Fiquei a olhar para a mesa, como se alguém tivesse acabado de me dar uma chave para abrir uma porta que eu nem sabia que existia.
Lembrei‑me de todas as vezes em que disse “sou péssimo a lembrar‑me de nomes”, “não me recordo do que fiz ontem”, “a minha cabeça já não é o que era”. E percebi que nada disto era verdade. A memória não desaparece. A memória prioriza.
Recorda o que repetimos.
Guarda o que sentimos.
Apaga o que ignoramos.
E, de repente, fez sentido: não é que eu tenha má memóra, eu é que não treino a minha atenção. Eu é que deixo a cabeça em piloto automático.
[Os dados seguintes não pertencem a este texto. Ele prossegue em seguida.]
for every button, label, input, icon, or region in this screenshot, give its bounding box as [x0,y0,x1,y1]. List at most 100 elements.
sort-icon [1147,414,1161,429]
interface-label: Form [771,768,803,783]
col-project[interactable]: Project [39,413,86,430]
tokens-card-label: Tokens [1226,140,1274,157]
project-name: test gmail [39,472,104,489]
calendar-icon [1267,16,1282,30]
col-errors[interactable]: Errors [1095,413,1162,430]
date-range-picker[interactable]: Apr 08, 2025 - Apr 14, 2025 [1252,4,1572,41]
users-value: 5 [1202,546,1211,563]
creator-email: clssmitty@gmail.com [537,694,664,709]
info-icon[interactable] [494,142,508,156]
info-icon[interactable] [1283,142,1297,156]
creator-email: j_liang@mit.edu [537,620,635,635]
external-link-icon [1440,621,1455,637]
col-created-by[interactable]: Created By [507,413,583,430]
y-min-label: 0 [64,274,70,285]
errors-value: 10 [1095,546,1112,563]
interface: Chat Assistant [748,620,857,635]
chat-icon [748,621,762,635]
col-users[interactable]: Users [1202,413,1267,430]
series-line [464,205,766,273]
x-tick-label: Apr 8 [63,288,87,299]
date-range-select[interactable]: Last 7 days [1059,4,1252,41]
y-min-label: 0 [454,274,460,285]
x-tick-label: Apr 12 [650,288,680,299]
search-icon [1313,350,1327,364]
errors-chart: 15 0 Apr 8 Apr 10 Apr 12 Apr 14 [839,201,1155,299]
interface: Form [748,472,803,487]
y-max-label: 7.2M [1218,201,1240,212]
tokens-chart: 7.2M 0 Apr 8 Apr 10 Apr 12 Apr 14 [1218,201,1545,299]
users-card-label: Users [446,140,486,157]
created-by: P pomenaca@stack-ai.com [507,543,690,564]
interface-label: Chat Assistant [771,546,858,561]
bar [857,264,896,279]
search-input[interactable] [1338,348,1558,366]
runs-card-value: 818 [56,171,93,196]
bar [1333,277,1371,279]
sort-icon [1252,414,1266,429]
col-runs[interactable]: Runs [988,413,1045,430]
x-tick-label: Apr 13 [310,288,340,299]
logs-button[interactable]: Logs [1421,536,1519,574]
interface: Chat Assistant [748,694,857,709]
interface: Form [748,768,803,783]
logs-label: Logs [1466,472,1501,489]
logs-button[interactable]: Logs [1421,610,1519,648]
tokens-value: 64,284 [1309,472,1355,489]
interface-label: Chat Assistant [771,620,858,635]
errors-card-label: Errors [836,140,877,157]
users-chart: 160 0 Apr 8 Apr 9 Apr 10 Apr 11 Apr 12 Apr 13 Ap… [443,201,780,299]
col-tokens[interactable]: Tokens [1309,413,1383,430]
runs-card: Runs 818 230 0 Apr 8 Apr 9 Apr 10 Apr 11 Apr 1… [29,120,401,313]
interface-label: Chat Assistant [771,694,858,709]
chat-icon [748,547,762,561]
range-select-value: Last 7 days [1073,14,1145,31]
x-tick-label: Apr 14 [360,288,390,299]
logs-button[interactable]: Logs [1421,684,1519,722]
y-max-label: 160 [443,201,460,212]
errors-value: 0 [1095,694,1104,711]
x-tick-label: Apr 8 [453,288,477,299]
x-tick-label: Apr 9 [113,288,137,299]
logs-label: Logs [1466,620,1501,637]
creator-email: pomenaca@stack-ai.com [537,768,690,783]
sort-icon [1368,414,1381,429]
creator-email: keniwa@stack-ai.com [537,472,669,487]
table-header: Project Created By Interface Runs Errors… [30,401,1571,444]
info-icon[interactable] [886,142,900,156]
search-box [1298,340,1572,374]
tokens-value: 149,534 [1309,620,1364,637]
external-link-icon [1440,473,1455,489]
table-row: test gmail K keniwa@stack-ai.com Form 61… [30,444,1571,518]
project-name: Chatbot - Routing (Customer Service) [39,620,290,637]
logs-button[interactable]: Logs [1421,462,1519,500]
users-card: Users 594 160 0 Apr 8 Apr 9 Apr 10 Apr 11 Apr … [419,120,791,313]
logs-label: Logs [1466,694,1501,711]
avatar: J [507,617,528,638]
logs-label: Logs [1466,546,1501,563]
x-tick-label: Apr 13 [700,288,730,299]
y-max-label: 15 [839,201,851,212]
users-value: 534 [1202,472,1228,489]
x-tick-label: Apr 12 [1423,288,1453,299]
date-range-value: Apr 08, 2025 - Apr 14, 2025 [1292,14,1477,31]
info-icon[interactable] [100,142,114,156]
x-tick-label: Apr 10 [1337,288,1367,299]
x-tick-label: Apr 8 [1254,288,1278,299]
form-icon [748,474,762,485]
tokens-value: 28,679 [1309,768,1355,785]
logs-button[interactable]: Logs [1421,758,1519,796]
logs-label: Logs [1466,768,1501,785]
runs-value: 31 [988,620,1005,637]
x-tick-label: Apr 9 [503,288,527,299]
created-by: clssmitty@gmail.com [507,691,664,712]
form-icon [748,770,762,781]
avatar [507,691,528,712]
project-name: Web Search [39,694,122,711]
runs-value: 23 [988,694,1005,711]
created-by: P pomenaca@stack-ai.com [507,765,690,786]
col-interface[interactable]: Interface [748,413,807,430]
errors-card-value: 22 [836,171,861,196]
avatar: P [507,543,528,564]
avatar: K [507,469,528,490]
Eu é que passo o dia a consumir informação que não me serve e depois espero lembrar‑me do que realmente importa.
Nesse dia, fiz uma experiência simples: Em vez de tentar “memorizar mais”, decidi memorizar melhor. Escolhi três coisas importantes. Escrevi. Repeti. Voltei a elas ao final do dia.
Resultado?
Lembrei‑me de tudo, sem esforço, sem truques, sem apps milagrosas.
Foi aí que percebi a parte mais humana da memória:
Ela responde ao que tratamos como prioridade, não ao que dizemos que é prioridade.